After lunch on the first day, our collegiate group dispersed to multiple rooms to have a model UN debate or personal opinion discussion. I represented The United Kingdom of Great Britain and Northern Ireland in the historical committee to change history by debating the topics of the creation of Israel and the subject of Capitalism versus Communism. As I researched my topic, I was unaware that at the beginning of the committee, the delegates in the committee would vote on which time period we would discuss. I prepared for the debate to be during the time period of the 1920s because the British assumed control over the region according to a decision of the League of Nations and my stance was to create Israel. At the beginning of the debate, Kenta Okaneku, the Moderator of the debate, proposed we do an obligatory speakers list, meaning that I was not able to get a firm grasp of how the committee ran because I have only participated in a model UN mock conference during the fall of my freshman year.

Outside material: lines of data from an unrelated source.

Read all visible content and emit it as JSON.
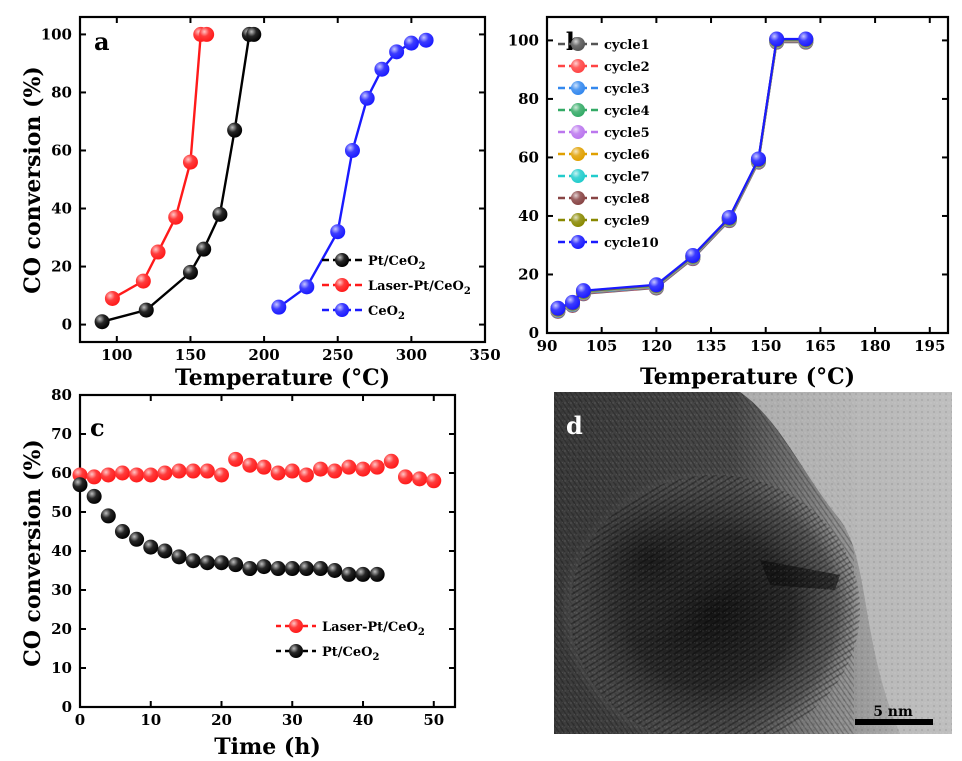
{
  "chart_data": [
    {
      "panel": "a",
      "type": "line",
      "xlabel": "Temperature (°C)",
      "ylabel": "CO conversion (%)",
      "xlim": [
        75,
        350
      ],
      "ylim": [
        -6,
        106
      ],
      "xticks": [
        100,
        150,
        200,
        250,
        300,
        350
      ],
      "yticks": [
        0,
        20,
        40,
        60,
        80,
        100
      ],
      "legend_position": "lower-right",
      "series": [
        {
          "name": "Pt/CeO",
          "name_sub": "2",
          "color": "#000000",
          "x": [
            90,
            120,
            150,
            159,
            170,
            180,
            190,
            193
          ],
          "y": [
            1,
            5,
            18,
            26,
            38,
            67,
            100,
            100
          ]
        },
        {
          "name": "Laser-Pt/CeO",
          "name_sub": "2",
          "color": "#ff1a1a",
          "x": [
            97,
            118,
            128,
            140,
            150,
            157,
            161
          ],
          "y": [
            9,
            15,
            25,
            37,
            56,
            100,
            100
          ]
        },
        {
          "name": "CeO",
          "name_sub": "2",
          "color": "#1a1aff",
          "x": [
            210,
            229,
            250,
            260,
            270,
            280,
            290,
            300,
            310
          ],
          "y": [
            6,
            13,
            32,
            60,
            78,
            88,
            94,
            97,
            98
          ]
        }
      ]
    },
    {
      "panel": "b",
      "type": "line",
      "xlabel": "Temperature (°C)",
      "ylabel": "",
      "xlim": [
        90,
        200
      ],
      "ylim": [
        0,
        108
      ],
      "xticks": [
        90,
        105,
        120,
        135,
        150,
        165,
        180,
        195
      ],
      "yticks": [
        0,
        20,
        40,
        60,
        80,
        100
      ],
      "legend_position": "upper-left",
      "x": [
        93,
        97,
        100,
        120,
        130,
        140,
        148,
        153,
        161
      ],
      "y": [
        8,
        10,
        14,
        16,
        26,
        39,
        59,
        100,
        100
      ],
      "series": [
        {
          "name": "cycle1",
          "color": "#555555"
        },
        {
          "name": "cycle2",
          "color": "#ff4444"
        },
        {
          "name": "cycle3",
          "color": "#3388ee"
        },
        {
          "name": "cycle4",
          "color": "#33aa66"
        },
        {
          "name": "cycle5",
          "color": "#bb77ee"
        },
        {
          "name": "cycle6",
          "color": "#e0a000"
        },
        {
          "name": "cycle7",
          "color": "#22cccc"
        },
        {
          "name": "cycle8",
          "color": "#884444"
        },
        {
          "name": "cycle9",
          "color": "#888800"
        },
        {
          "name": "cycle10",
          "color": "#1a1aff"
        }
      ]
    },
    {
      "panel": "c",
      "type": "scatter",
      "xlabel": "Time (h)",
      "ylabel": "CO conversion (%)",
      "xlim": [
        0,
        53
      ],
      "ylim": [
        0,
        80
      ],
      "xticks": [
        0,
        10,
        20,
        30,
        40,
        50
      ],
      "yticks": [
        0,
        10,
        20,
        30,
        40,
        50,
        60,
        70,
        80
      ],
      "legend_position": "lower-right",
      "series": [
        {
          "name": "Laser-Pt/CeO",
          "name_sub": "2",
          "color": "#ff1a1a",
          "x": [
            0,
            2,
            4,
            6,
            8,
            10,
            12,
            14,
            16,
            18,
            20,
            22,
            24,
            26,
            28,
            30,
            32,
            34,
            36,
            38,
            40,
            42,
            44,
            46,
            48,
            50
          ],
          "y": [
            59.5,
            59,
            59.5,
            60,
            59.5,
            59.5,
            60,
            60.5,
            60.5,
            60.5,
            59.5,
            63.5,
            62,
            61.5,
            60,
            60.5,
            59.5,
            61,
            60.5,
            61.5,
            61,
            61.5,
            63,
            59,
            58.5,
            58
          ]
        },
        {
          "name": "Pt/CeO",
          "name_sub": "2",
          "color": "#000000",
          "x": [
            0,
            2,
            4,
            6,
            8,
            10,
            12,
            14,
            16,
            18,
            20,
            22,
            24,
            26,
            28,
            30,
            32,
            34,
            36,
            38,
            40,
            42
          ],
          "y": [
            57,
            54,
            49,
            45,
            43,
            41,
            40,
            38.5,
            37.5,
            37,
            37,
            36.5,
            35.5,
            36,
            35.5,
            35.5,
            35.5,
            35.5,
            35,
            34,
            34,
            34
          ]
        }
      ]
    }
  ],
  "panel_d": {
    "letter": "d",
    "scale_bar_label": "5 nm"
  }
}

It was determined that each speaker would be given one minute to talk about their delegations opinion on the subject matter. I went up in front of the committee and gave a five second speech about my delegation’s opinion before giving up the rest of my time. After everyone went, we entered a moderated caucus to discuss the creation of Israel. Since I didn’t have much research on the opinion of the United Kingdom in 1948, I had to only use the knowledge I learned from past history classes. As the debate went on, I became more and more confident and raised my placard to speak more. I became allies with a few countries, but the opposition still had a majority. The debate is still continuing and the potential resolutions could go either way right now.

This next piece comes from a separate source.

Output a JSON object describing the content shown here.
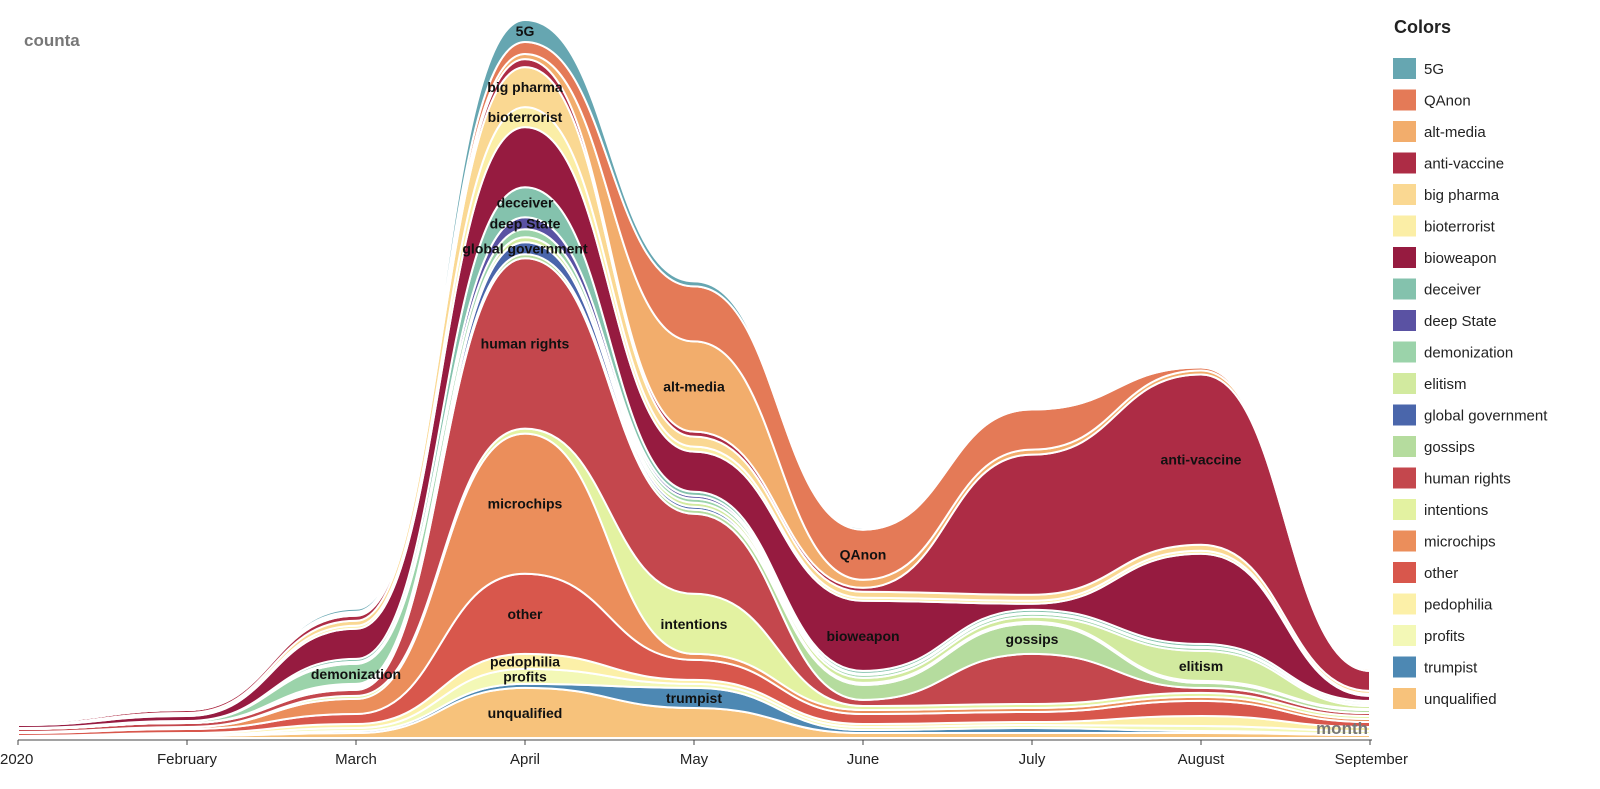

After a long night of travels, we all made it to the Opening Ceremony at last. Although we did not get much sleep, the adrenaline kicked in and we were feeling the nerves mixed with excitement. Not knowing what to expect, we all filed into the seats of the ceremony eager to see what awaited us. The beautiful campus of Carol Baur surrounded us as we sat in the warm sun gazing at the breathtaking view of the city. As the ceremony began, we were delighted by the melodious tunes from the Mexican Military. We felt extremely welcomed by many important Mexican officials. Felipe Queipo, a United Nations Member, inspired us as he stated “the youth are not the future, they are the present.” After the ceremony, we were ready to begin in our committees discussing worldwide issues and brainstorming our own solutions together.